Poster
in
Workshop: Socially Responsible Language Modelling Research (SoLaR)
SocialStigmaQA Spanish and Japanese - Towards Multicultural Adaptation of Social Bias Benchmarks
Clara Higuera-Cabañes · Ryo Iwaki · Beñat San Sebastian · ROSARIO UCEDA-SOSA · Manish Nagireddy · Hiroshi Kanayama · Mikio Takeuchi · Gakuto Kurata · Karthikeyan Natesan Ramamurthy
Keywords: [ Multilingual ] [ Large language model ] [ Social bias ] [ Multicultural ] [ Evaluation ]

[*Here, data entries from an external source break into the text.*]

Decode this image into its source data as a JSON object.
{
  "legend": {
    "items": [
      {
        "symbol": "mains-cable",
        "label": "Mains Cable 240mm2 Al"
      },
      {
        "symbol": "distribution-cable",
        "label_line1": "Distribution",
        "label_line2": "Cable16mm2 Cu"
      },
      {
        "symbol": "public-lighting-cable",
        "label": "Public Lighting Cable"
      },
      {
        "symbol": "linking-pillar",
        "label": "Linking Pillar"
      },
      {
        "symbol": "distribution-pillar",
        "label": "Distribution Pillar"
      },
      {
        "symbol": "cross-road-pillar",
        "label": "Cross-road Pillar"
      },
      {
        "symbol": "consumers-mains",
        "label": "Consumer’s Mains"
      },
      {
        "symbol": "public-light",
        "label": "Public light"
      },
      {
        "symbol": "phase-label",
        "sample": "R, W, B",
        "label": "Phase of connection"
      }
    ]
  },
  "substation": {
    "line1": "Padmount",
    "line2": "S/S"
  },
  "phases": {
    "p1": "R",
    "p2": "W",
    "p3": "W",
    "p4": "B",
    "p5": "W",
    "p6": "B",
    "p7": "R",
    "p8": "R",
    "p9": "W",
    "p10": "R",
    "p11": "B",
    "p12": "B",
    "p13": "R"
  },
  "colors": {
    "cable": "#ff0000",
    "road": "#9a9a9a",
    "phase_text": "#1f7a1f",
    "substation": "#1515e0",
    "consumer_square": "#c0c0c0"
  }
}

Many existing benchmarks for social bias evaluation of large language models are based in English. Given that finding similar datasets natively or creating them from scratch in other languages is difficult, one solution is to adapt these English-based benchmarks to other languages. However, such conversions are non-trivial given both the linguistic and cultural aspects of social bias. In this work, we present ongoing efforts to port an existing dataset - SocialStigmaQA - to both Spanish and Japanese languages. We speak on the efforts required to perform a faithful adaptation of this dataset, with respect to the specific societal and cultural norms for both of these languages. We hope our work provides insightful guidance on the adaptation of existing English-based bias benchmarks to other languages and provide further steps that can be taken for that purpose.Warning: This paper contains examples of text which are toxic, biased, and potentially harmful.